Louis XVIII est satisfait de la collaboration de Talleyrand quant à son retour de l’exil; par conséquent, “le diable boiteux” redevient ministre des Affaires Etrangères et obtient la fonction de Président du Conseil des Ministres. Son titre de Bénévent, dû entièrement à Napoléon, est aboli le 6 décembre, puis remplacé par celui de “Prince de Talleyrand”. Le nouveau Prince est envoyé au Congrès de Vienne où l’on compte sur son grand sens diplomatique pour éviter un trop grand démembrement de la France, ce à quoi il parvient. Talleyrand se rapproche de Castlereagh, représentant du Royaume-Uni, avec qui il envisage un déportement de Napoléon à Sainte-Hélène et cherche à se débarrasser du maréchal Murat, dont le royaume de Naples a survécu à la première abdication.

Talleyrand au château de Valençay, prêt-à-poster.

Mais une nouvelle alarmante vient vite affoler les participants du Congrès : Napoléon est revenu de l’île d’Elbe et marche sur Paris. Même s’il qualifie ce retour de véritable “coup de maître”, le prince de Talleyrand presse le Roi et sa cour à gagner au plus vite la frontière belge, tandis qu’il refuse de se rallier à l’Empire. Tout est à refaire : les Bourbons se sont à nouveau enfuis et Napoléon occupe pour la dernière fois le trône de France. Talleyrand à Vienne, c’est Fouché qui se charge de préparer la seconde restauration.

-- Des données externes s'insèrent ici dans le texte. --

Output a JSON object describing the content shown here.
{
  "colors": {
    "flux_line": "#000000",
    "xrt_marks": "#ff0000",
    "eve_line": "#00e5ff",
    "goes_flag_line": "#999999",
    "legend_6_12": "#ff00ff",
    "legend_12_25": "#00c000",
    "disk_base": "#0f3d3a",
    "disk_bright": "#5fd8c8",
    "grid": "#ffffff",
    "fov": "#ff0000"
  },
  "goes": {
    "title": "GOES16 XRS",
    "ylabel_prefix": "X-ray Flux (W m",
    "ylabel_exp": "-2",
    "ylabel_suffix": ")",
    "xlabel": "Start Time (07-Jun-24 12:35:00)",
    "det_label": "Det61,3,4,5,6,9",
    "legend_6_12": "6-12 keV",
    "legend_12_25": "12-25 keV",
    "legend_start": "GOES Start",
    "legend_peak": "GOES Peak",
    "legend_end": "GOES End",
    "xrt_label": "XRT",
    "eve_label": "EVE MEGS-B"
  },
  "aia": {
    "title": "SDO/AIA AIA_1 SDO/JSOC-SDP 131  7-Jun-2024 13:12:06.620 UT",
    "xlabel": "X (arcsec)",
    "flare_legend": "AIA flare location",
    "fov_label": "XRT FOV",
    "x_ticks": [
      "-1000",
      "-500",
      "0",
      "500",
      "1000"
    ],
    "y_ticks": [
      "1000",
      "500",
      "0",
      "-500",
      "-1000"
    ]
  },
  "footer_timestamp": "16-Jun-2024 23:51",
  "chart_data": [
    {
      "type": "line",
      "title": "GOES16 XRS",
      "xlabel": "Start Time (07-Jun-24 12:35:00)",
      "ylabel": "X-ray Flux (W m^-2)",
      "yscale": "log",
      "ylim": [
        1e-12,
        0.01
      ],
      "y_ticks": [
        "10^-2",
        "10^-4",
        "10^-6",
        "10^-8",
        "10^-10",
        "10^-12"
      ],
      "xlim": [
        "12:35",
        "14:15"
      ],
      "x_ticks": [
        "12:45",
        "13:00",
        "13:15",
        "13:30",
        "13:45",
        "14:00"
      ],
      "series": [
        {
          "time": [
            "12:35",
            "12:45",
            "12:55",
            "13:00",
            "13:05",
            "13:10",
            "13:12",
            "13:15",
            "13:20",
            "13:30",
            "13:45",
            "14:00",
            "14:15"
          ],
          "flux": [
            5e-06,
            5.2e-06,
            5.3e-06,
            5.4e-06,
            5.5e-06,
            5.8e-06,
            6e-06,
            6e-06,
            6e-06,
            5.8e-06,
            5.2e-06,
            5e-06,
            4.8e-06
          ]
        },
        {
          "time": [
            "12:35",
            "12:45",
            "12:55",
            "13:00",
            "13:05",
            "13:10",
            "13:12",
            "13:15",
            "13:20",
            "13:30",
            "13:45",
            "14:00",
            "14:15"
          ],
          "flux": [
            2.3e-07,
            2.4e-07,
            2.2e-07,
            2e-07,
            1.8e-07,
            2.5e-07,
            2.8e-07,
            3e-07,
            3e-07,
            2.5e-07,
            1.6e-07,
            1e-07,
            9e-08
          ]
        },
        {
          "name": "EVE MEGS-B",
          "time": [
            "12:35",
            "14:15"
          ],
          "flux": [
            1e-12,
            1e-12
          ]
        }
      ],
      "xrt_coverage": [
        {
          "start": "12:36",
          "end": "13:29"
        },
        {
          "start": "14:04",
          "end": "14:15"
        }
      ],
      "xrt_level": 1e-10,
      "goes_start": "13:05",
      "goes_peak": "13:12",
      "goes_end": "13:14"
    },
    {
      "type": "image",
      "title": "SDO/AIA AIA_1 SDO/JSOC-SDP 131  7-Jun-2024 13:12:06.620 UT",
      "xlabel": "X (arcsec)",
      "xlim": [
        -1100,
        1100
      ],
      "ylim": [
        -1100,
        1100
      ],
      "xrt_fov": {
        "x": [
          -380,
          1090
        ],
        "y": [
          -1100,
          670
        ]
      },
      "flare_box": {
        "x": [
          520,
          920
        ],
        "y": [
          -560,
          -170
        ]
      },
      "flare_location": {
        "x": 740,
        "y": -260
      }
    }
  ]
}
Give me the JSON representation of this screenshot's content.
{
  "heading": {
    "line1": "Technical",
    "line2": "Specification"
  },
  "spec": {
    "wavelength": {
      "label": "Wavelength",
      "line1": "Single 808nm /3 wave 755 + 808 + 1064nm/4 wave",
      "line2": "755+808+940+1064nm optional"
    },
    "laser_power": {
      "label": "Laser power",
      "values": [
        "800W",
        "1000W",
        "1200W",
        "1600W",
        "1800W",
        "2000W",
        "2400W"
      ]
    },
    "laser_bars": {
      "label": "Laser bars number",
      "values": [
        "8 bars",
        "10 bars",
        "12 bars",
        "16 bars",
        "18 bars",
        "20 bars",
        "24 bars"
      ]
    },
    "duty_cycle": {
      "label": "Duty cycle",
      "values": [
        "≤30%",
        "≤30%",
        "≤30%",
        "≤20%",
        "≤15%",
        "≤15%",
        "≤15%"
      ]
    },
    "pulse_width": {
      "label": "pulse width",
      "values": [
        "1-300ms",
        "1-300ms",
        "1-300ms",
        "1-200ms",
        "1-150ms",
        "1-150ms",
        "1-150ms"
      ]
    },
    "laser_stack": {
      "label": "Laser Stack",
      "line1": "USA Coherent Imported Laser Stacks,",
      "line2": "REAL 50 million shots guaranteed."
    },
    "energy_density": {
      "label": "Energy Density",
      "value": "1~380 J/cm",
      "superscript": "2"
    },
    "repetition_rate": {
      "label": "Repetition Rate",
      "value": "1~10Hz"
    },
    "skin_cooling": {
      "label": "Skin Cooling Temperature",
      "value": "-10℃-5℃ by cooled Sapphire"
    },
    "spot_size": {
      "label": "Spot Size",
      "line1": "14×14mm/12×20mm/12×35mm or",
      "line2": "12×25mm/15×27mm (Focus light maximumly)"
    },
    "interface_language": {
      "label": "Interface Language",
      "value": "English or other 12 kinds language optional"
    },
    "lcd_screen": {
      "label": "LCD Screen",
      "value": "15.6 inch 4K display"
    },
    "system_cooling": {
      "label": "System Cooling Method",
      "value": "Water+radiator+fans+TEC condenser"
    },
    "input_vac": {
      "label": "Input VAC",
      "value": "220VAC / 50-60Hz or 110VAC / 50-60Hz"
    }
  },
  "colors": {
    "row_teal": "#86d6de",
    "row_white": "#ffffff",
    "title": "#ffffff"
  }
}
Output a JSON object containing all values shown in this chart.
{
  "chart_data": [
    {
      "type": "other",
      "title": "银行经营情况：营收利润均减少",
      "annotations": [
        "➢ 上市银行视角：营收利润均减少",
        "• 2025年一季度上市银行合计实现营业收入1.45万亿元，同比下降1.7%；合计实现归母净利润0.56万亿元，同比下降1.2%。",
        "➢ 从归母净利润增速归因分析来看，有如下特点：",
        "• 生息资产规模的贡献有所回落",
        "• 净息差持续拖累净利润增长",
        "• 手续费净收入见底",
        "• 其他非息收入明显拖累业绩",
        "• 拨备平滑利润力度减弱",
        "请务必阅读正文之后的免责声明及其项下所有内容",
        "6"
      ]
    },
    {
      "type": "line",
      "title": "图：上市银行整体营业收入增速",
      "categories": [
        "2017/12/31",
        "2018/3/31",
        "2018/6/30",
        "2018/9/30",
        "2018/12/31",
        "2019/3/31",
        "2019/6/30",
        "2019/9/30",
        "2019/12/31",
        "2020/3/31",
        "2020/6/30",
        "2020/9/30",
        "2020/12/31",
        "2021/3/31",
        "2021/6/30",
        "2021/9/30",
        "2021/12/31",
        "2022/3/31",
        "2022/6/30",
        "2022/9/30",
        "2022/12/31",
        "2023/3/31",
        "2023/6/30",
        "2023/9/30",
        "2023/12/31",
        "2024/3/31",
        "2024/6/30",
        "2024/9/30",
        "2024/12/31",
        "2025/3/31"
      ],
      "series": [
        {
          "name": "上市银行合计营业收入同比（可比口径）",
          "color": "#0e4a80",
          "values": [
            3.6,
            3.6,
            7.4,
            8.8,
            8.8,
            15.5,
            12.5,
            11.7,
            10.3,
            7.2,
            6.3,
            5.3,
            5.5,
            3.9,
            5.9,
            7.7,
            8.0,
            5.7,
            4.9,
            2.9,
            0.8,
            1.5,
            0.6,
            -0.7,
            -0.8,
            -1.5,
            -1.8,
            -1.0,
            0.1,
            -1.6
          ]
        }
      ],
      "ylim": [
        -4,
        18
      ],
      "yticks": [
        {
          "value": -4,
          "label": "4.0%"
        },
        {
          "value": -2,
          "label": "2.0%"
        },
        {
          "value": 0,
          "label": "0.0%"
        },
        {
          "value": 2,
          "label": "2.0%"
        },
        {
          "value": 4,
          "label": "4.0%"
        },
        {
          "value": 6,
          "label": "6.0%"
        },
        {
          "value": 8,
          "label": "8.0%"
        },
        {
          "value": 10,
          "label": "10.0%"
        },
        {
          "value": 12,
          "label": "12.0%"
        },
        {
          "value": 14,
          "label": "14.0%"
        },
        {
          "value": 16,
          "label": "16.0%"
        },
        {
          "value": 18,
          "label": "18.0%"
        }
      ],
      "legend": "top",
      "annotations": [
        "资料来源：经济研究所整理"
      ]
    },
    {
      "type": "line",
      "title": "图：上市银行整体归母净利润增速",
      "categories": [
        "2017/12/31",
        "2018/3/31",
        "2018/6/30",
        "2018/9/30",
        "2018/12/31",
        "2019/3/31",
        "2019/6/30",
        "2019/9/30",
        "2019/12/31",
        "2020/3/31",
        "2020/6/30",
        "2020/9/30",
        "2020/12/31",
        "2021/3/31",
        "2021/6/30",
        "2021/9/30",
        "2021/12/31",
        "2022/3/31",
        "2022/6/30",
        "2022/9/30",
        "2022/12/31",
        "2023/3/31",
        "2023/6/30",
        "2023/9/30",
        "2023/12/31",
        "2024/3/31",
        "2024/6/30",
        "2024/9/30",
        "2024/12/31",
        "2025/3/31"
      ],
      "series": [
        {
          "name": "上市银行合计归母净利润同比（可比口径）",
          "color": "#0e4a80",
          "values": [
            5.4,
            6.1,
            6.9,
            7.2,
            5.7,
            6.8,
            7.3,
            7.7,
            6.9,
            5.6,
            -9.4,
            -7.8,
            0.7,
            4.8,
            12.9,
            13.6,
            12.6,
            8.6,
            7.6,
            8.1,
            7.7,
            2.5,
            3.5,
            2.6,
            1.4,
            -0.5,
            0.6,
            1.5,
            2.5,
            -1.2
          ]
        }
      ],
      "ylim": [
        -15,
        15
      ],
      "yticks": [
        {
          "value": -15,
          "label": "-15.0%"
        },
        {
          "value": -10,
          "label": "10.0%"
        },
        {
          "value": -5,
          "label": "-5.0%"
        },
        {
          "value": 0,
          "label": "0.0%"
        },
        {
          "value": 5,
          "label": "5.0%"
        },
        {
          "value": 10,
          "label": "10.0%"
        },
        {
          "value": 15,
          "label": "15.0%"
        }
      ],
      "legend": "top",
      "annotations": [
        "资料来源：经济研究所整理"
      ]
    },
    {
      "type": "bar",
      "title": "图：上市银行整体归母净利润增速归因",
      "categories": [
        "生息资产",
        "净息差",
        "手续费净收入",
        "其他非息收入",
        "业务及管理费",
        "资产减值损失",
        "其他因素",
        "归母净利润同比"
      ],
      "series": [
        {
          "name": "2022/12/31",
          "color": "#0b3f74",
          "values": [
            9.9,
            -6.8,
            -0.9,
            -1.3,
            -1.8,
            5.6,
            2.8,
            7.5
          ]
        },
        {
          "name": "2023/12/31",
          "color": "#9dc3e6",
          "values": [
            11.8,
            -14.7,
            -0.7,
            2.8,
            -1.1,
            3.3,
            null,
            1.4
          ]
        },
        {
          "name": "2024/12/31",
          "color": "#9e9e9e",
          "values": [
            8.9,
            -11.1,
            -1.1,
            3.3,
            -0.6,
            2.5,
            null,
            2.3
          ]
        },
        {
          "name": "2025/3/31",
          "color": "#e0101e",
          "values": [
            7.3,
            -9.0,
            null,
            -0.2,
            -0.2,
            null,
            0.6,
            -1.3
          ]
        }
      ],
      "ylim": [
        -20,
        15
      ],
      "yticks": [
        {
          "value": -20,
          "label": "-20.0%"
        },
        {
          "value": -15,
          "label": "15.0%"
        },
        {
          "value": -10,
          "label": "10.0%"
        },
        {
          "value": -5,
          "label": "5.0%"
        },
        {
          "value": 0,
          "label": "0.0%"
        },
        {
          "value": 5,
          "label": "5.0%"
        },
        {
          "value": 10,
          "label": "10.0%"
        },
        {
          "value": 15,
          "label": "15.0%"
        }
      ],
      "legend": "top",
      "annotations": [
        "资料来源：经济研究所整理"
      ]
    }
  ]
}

Au retour de la monarchie – que l’on pense cette fois définitif -, le prince se croit toujours indispensable aux yeux du roi, mais en réalité, celui-ci n’a plus véritablement besoin de lui. Cette fois-ci, il n’est pour rien dans la chute de l’Empire, les royalistes ne lui doivent plus rien. La dégradation de ses relations avec le Roi et son entourage (dont Chateaubriand, qui le voit comme le vice personnifié) conduit à sa démission du poste de Président du Conseil et de son ministère, à la mi-septembre 1815.Il finit par se réconcilier plus ou moins avec la famille royale et assiste au sacre de Charles X en 1825, comme il l’avait fait pour le couronnement de Louis XVI et celui de Napoléon. Héritier de la Révolution, il désapprouve la politique conservatrice de l’ancien comte d’Artois et voit d’un oeil plutôt favorable la Révolution de 1830. Il contribue à placer Louis-Philippe sur le trône et devient son ambassadeur en Angleterre où il tente de rassurer la monarchie britannique à propos de la nouvelle Révolution, rapprochant ainsi les deux rivaux séculaires.
Il finit sa carrière avec son retrait dans sa demeure de Valençay (qu’il devait à Napoléon), puis à Paris où il meurt le 17 mai 1838, non sans avoir reçu une visite du Roi en personne.

Source : Napopédia.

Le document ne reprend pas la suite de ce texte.